Apesar da Lei Maria da Penha ser considerada avançada em relação ao resto do mundo, a promotora
explica que muitas mulheres ainda temem buscar proteção. A pesquisa do Data Senado mostra que as
vítimas que optaram por não denunciar alegaram, como principais motivos: a preocupação com a criação
dos filhos (24%), o medo de vingança do agressor (21%) e acreditar que seria a última vez (16%). A crença
na impunidade do agressor e a vergonha da agressão foram citadas por 10% e 7%, respectivamente. “Elas
não denunciam porque tentam refazer a relação afetiva com a pessoa com quem têm filhos e também sentem medo do agressor, temem que fiquem ainda mais perigosos, mas a lei tem desconstruído essa ideia.

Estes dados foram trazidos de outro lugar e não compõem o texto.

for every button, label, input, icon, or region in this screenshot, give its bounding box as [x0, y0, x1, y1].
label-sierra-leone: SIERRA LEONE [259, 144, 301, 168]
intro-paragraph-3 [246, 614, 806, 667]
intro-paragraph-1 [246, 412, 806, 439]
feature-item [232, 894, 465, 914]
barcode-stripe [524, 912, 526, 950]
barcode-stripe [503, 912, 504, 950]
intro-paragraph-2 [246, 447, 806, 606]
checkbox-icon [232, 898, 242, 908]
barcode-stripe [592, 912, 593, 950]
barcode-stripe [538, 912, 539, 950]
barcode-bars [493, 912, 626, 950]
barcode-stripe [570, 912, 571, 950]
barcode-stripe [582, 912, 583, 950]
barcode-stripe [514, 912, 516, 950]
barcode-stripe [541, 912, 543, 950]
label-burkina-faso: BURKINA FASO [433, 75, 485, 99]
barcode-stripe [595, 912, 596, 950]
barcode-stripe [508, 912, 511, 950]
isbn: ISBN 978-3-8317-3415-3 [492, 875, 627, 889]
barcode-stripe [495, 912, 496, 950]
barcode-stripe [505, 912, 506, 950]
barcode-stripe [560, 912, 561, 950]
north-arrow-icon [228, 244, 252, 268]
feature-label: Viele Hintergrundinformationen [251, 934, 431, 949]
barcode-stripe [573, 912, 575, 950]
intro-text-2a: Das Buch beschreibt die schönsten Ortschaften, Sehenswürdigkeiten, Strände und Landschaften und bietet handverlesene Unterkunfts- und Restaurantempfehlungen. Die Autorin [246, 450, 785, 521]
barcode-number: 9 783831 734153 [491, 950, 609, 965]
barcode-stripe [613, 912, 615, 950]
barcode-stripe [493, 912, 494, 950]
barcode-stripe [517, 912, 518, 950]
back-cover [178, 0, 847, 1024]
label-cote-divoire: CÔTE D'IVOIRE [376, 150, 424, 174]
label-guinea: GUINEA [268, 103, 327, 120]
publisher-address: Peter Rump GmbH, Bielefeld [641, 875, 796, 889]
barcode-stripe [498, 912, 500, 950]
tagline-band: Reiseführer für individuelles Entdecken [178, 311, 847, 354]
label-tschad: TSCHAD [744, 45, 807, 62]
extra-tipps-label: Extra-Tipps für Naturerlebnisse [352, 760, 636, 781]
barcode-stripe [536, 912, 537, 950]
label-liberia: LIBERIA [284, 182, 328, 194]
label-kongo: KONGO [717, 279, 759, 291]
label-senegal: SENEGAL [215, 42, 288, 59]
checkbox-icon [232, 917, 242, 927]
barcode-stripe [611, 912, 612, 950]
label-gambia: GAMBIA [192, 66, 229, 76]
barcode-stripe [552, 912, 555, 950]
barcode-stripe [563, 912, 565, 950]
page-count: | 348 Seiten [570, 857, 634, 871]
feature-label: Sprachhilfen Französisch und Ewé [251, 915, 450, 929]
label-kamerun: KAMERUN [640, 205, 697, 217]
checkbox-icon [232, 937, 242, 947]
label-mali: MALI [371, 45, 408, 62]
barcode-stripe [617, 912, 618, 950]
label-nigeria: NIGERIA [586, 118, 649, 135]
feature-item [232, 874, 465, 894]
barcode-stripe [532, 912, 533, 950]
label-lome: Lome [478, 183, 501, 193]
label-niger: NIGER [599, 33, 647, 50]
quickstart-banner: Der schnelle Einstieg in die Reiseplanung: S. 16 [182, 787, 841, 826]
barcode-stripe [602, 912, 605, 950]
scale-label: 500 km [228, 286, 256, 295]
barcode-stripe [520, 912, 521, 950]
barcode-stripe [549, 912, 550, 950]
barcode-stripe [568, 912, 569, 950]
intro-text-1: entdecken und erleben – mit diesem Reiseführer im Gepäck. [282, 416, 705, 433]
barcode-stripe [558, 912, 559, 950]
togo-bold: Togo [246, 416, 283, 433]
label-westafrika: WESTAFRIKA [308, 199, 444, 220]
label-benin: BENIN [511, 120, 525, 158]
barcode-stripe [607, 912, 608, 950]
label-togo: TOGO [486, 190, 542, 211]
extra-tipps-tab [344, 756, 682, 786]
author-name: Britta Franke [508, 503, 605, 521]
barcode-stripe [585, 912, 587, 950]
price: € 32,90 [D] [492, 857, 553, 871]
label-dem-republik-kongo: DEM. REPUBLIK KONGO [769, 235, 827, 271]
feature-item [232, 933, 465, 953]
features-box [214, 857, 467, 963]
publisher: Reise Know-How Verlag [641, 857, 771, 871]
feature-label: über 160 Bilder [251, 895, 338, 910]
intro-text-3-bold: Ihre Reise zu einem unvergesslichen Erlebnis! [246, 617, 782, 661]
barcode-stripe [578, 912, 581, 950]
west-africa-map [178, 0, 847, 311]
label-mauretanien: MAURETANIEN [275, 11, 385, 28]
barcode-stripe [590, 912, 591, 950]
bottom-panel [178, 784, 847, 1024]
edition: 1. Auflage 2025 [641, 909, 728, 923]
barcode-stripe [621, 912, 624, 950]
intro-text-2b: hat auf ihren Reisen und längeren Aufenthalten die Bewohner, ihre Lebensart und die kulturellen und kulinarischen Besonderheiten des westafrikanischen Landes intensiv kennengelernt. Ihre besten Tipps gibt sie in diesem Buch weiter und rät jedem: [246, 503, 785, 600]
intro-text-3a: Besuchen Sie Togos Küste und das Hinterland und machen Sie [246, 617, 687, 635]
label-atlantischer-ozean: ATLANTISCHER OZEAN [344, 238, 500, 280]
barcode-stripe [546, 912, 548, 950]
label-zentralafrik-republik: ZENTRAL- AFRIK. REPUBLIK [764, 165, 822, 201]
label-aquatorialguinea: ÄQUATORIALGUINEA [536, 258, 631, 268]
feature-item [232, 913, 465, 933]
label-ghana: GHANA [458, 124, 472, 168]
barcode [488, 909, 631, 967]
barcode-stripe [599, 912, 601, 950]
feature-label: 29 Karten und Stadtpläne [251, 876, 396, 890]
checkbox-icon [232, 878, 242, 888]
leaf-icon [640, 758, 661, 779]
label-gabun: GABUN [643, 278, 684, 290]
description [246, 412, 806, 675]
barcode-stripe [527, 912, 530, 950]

As mulheres estão entendendo que não vão perder a casa, a guarda dos filhos ou bens se denunciarem”,
avalia.
Apesar da violência doméstica ocorrer em todas as classes sociais, Mariana Seifert Bazzo pontua que
nas classes mais altas o constrangimento de denunciar é maior. “Um caso como o da Luiza Brunet, que denunciou na mídia ter sido agredida pelo marido, jamais seria de conhecimento público há um tempo atrás,
porque a sociedade tende a culpabilizar a mulher pela violência sofrida. Por isso defendo que a aplicação
da lei deve ser um comprometimento de todos, não é mera briga de marido e mulher”, lamenta.
Outro motivo de preocupação é a perpetuação da violência através das gerações. “A maioria das
agressões é presenciada por filhos, ainda crianças, que podem começar a achar a violência natural. É um
problema social que afeta toda a infância e juventude”, denuncia. Para mudar essa realidade, a promotora
afirma que são necessários agentes públicos sensibilizados e capazes de atender rapidamente as demandas das vítimas, com encaminhamento para exames de lesão corporal, agilidade na medida protetiva e
rápida intimação do agressor. “Para isso, é necessário orçamento e mobilização do poder público. Muitas
políticas públicas ainda não foram realizadas para garantir a implementação da lei, como número suficiente
de promotorias e delegacias especializadas. A violência contra a mulher tem um aspecto cultural, por isso
a desconstrução dessa cultura é importante”, pede.
(Adaptado de: AVANSINI, C. Combate à violência doméstica é dever de toda a sociedade. Folha de Londrina. 21 ago. 2016.